Парень увидел оружие и, готовый было броситься, приостановился.

— Деньги забрал! — подзуживая, крикнул отец.

— Ах ты! — с ненавистью процедил парень, распаляя себя. — Ах ты, рвань подзаборная! — и сделал шаг.

Но тут же замер, словно окоченел. Лицо его омертвело в странной гримасе ужаса.

Он глядел на руку, держащую револьвер, и видел, что палец медленно нажимает спусковой крючок и что боек поднимается от этого движения, как живой, — неотвратимо и страшно.

— Не на–адо! — взвизгнул умоляюще отец, который смотрел не на руку, а на лицо Валета и вдруг понял, что это — лицо убийцы.

Курок щелкнул по капсюлю. Выстрела не произошло. Произошло между тем непонятное: парень рухнул на пол, как мертвый.

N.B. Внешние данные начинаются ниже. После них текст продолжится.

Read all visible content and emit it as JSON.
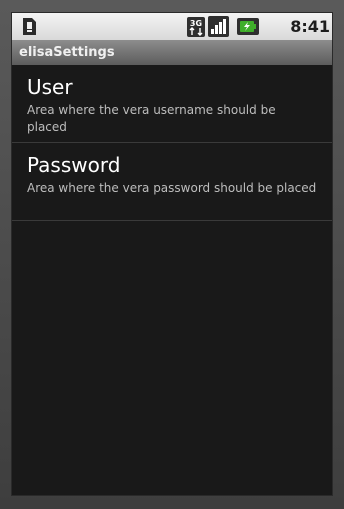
{
  "status_bar": {
    "notification_icon": "sim-card-alert-icon",
    "network_badge": "3G",
    "signal_icon": "signal-bars-icon",
    "battery_icon": "battery-charging-icon",
    "time": "8:41 PM"
  },
  "title_bar": {
    "title": "elisaSettings"
  },
  "preferences": [
    {
      "title": "User",
      "summary": "Area where the vera username should be placed"
    },
    {
      "title": "Password",
      "summary": "Area where the vera password should be placed"
    }
  ],
  "colors": {
    "background": "#191919",
    "status_bar": "#e8e8e8",
    "title_bar": "#6f6f6f",
    "battery_accent": "#3fae2a"
  }
}
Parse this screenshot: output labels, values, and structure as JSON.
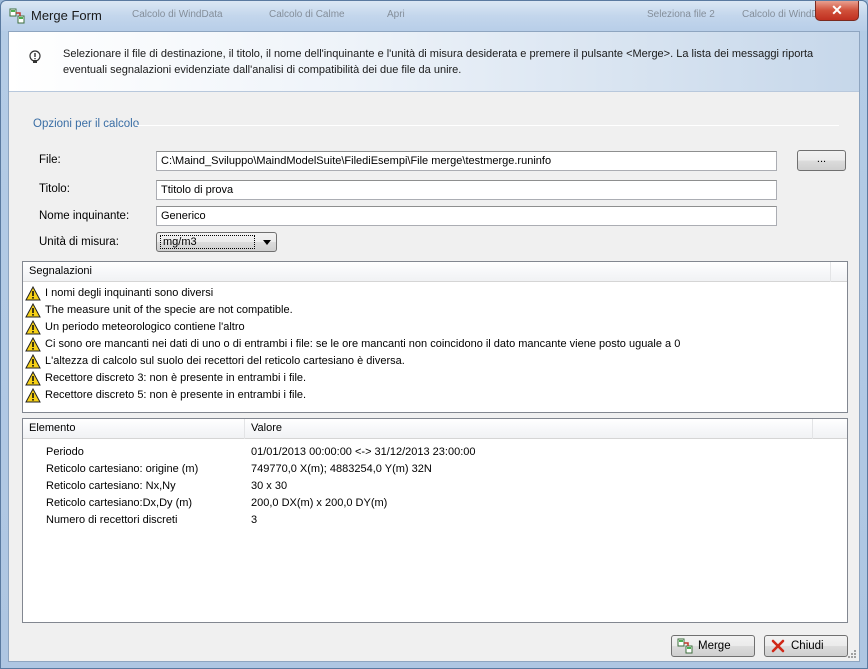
{
  "window": {
    "title": "Merge Form",
    "close_glyph": "✕",
    "background_tabs": [
      "Calcolo di WindData",
      "Calcolo di Calme",
      "Apri",
      "Seleziona file 2",
      "Calcolo di WindData"
    ]
  },
  "header": {
    "text": "Selezionare il file di destinazione, il titolo, il nome dell'inquinante e l'unità di misura desiderata e premere il pulsante <Merge>. La lista dei messaggi riporta eventuali segnalazioni evidenziate dall'analisi di compatibilità dei due file da unire."
  },
  "options": {
    "group_title": "Opzioni per il calcolo",
    "file_label": "File:",
    "file_value": "C:\\Maind_Sviluppo\\MaindModelSuite\\FilediEsempi\\File merge\\testmerge.runinfo",
    "browse_label": "...",
    "title_label": "Titolo:",
    "title_value": "Ttitolo di prova",
    "pollutant_label": "Nome inquinante:",
    "pollutant_value": "Generico",
    "unit_label": "Unità di misura:",
    "unit_value": "mg/m3"
  },
  "messages": {
    "header": "Segnalazioni",
    "items": [
      "I nomi degli inquinanti sono diversi",
      "The measure unit of the specie are not compatible.",
      "Un periodo meteorologico contiene l'altro",
      "Ci sono ore mancanti nei dati di uno o di entrambi i file: se le ore mancanti non coincidono il dato mancante viene posto uguale a 0",
      "L'altezza di calcolo sul suolo dei recettori del reticolo cartesiano è diversa.",
      "Recettore discreto 3: non è presente in entrambi i file.",
      "Recettore discreto 5: non è presente in entrambi i file."
    ]
  },
  "details": {
    "columns": [
      "Elemento",
      "Valore"
    ],
    "rows": [
      {
        "element": "Periodo",
        "value": "01/01/2013 00:00:00 <-> 31/12/2013 23:00:00"
      },
      {
        "element": "Reticolo cartesiano: origine (m)",
        "value": "749770,0 X(m); 4883254,0 Y(m) 32N"
      },
      {
        "element": "Reticolo cartesiano: Nx,Ny",
        "value": "30 x 30"
      },
      {
        "element": "Reticolo cartesiano:Dx,Dy (m)",
        "value": "200,0 DX(m) x 200,0 DY(m)"
      },
      {
        "element": "Numero di recettori discreti",
        "value": "3"
      }
    ]
  },
  "buttons": {
    "merge_label": "Merge",
    "close_label": "Chiudi"
  },
  "icons": {
    "app": "merge-form-icon",
    "info": "info-bulb-icon",
    "warning": "warning-triangle-icon",
    "merge": "merge-icon",
    "close": "red-x-icon"
  },
  "colors": {
    "group_title": "#3a6ea5",
    "warning_fill": "#f7d117",
    "close_button": "#c03020"
  }
}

Валет бросился вон. Последнее, что он слышал, — это крик лавочника:

— Ми–и–тенька! — как по убитому крик.

Сколько бежал, куда бежал — ничего не запомнил.

Очнулся, когда шел по линии трамвая и рассовывал деньги по карманам. Его трясло.

Остановился, набрал снега в фуражку. Помогло. Снег таял и тек по лицу, как слезы.

Вокруг темнело. Шел час гаденьких зимних сумерек — час, когда умирал Валька Рыгин — гимназист и рождался налетчик, убийца Валет.

Путь его лежал мимо «Европейской». Зажимая в кармане влажной рукой комок денег, он привычно глянул на зеркальные окна, на шторы и ничегошеньки–то не почувствовал, кроме тоскливой усталости. Игрушки кончились. Но «Европейская» по–прежнему не подпускала его к себе.